Константин выслушал сентенцию с привычной полуулыбкой, но Аларье вдруг показалось, что на этот раз она сумела его задеть. Что-то почти неуловимое промелькнуло в глазах. Обида? Раздражение?
Он молча встал из-за стола, открыл сейф и достал оттуда пачку документов, выложил перед Аларьей.
— Что это? — спросила она, с недоумением глядя на россыпь листов цветного пластика, несгораемого и несминаемого. На каждом блестели голографические печати.
— Мой диплом. Мой аттестат с курсов повышения квалификации. Свидетельство о прохождении курса по работе с химически зависимыми. Свидетельство о…
— А на что мне-то все эти документы?
— Ты назвала меня непрофессионалом. Вот, я показываю тебе свои дипломы…
Аларья заржала в голос, наслаждаясь явной и недвусмысленной победой.
— Это последний аргумент современной психиатрии? Кучка пластика? А я-то, наивная, думала, что профессионализм — в результатах, а не в дипломах!
Константин ретировался из кабинета, не закончив сеанс, и больше Аларья его не видела. Теперь она проходила психотерапию у другого врача.

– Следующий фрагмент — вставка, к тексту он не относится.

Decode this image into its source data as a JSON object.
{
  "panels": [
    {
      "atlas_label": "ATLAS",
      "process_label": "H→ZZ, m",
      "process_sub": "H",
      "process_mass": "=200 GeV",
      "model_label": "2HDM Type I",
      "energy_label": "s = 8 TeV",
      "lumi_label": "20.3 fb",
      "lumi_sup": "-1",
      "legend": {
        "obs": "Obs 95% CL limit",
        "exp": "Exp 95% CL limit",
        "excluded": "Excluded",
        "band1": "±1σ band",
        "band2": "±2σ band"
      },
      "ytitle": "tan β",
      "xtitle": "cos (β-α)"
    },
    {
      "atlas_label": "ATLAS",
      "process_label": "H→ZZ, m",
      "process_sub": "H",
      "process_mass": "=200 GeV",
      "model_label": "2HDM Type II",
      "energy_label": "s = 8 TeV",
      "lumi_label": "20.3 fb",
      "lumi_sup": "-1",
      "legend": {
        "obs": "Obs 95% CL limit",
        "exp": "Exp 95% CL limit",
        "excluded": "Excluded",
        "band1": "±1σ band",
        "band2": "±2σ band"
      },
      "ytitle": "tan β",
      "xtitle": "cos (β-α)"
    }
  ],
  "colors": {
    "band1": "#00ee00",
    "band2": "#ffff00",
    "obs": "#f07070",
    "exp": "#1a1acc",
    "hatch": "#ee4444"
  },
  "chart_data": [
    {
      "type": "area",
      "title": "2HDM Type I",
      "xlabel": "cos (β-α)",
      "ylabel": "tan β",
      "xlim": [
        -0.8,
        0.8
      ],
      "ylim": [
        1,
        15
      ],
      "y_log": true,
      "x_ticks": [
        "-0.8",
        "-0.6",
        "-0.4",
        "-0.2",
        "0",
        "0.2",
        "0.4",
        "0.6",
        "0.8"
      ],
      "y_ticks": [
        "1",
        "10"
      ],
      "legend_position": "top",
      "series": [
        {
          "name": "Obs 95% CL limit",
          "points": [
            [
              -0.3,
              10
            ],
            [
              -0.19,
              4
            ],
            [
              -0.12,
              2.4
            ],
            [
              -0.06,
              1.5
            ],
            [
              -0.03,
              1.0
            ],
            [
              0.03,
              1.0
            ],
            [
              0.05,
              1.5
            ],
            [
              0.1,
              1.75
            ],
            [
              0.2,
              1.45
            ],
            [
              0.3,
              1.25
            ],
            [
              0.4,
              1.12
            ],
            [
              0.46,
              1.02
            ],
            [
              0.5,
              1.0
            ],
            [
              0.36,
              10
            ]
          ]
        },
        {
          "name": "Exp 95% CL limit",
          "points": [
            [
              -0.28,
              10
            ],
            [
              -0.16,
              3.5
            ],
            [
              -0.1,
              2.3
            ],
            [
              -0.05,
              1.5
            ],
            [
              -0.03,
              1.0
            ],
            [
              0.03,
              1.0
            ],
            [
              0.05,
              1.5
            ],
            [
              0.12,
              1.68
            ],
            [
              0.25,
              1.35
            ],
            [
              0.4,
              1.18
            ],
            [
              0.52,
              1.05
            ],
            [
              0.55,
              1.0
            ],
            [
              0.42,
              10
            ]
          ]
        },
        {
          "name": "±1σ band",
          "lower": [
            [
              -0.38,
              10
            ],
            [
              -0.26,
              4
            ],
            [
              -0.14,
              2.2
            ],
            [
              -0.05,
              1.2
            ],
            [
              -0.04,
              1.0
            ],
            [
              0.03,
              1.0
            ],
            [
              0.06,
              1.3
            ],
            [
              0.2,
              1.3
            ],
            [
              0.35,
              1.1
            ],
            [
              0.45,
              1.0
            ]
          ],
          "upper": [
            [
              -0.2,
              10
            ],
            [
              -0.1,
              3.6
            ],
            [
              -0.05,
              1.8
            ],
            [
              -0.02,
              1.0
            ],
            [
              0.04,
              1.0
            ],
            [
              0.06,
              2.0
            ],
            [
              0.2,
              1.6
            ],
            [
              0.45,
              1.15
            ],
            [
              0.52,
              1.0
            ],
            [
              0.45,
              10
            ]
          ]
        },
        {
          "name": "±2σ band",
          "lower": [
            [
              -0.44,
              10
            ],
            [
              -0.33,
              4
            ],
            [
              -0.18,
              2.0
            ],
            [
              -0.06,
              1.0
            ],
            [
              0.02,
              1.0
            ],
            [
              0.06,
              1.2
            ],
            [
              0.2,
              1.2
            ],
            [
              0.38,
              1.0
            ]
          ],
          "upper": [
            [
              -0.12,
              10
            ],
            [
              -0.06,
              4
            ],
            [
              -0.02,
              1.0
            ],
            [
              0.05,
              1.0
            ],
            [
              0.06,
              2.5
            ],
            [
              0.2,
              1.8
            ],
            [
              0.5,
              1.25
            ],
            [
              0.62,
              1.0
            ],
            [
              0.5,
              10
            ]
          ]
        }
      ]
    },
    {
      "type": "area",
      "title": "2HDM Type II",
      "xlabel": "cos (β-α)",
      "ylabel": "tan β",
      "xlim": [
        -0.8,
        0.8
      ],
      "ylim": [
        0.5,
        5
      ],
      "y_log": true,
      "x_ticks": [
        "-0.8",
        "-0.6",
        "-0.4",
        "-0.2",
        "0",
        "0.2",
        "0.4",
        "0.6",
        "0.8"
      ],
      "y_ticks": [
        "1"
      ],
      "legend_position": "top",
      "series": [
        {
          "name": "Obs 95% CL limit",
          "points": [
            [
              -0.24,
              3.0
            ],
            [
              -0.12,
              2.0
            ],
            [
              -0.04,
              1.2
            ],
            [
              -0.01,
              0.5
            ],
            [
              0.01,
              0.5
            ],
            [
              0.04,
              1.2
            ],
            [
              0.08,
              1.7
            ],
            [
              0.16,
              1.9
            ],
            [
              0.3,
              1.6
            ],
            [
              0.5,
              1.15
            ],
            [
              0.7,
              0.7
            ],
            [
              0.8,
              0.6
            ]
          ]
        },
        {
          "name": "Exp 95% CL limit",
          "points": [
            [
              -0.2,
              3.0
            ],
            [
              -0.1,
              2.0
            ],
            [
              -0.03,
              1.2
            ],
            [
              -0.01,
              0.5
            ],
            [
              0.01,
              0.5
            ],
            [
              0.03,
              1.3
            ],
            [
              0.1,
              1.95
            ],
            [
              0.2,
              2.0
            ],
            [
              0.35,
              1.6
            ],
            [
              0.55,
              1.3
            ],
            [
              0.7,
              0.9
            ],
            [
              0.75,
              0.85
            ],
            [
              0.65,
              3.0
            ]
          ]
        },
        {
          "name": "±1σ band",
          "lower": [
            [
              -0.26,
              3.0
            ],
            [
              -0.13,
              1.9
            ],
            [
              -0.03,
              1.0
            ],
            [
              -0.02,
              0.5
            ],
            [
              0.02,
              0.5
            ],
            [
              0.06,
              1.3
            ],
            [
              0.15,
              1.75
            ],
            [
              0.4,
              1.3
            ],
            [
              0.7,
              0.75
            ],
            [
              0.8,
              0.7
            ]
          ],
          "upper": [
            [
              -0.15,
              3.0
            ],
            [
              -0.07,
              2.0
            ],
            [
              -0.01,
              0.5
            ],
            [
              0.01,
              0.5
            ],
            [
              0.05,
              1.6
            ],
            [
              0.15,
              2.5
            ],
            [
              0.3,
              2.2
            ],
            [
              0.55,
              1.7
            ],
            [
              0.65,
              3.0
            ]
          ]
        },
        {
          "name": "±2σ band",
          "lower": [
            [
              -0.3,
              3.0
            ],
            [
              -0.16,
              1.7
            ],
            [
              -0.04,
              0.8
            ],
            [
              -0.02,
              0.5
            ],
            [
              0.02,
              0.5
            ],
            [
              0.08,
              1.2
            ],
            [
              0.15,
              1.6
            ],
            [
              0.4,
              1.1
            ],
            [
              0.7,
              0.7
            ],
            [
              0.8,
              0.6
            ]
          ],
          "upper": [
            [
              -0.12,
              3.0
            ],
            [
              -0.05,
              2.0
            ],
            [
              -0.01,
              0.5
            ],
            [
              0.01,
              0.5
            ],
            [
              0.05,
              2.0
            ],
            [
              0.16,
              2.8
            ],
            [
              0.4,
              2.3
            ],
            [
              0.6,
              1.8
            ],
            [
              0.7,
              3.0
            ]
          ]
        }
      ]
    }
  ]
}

Пожилой бородатый дяденька понравился ей с самого начала. Он умел смеяться так, что дрожали стены, а при необходимости мог и рявкнуть на такой громкости, что Аларья опасалась за судьбу решеток на окне.
— Чушь! — мог гаркнуть он, когда девушка рассказывала очередную глупую историю, зная, что это глупая история. Стряхнув первый испуг, она понимала, что — да, чушь, и нет смысла тратить на нее время сеанса. Драгоценное, как начала она думать, время.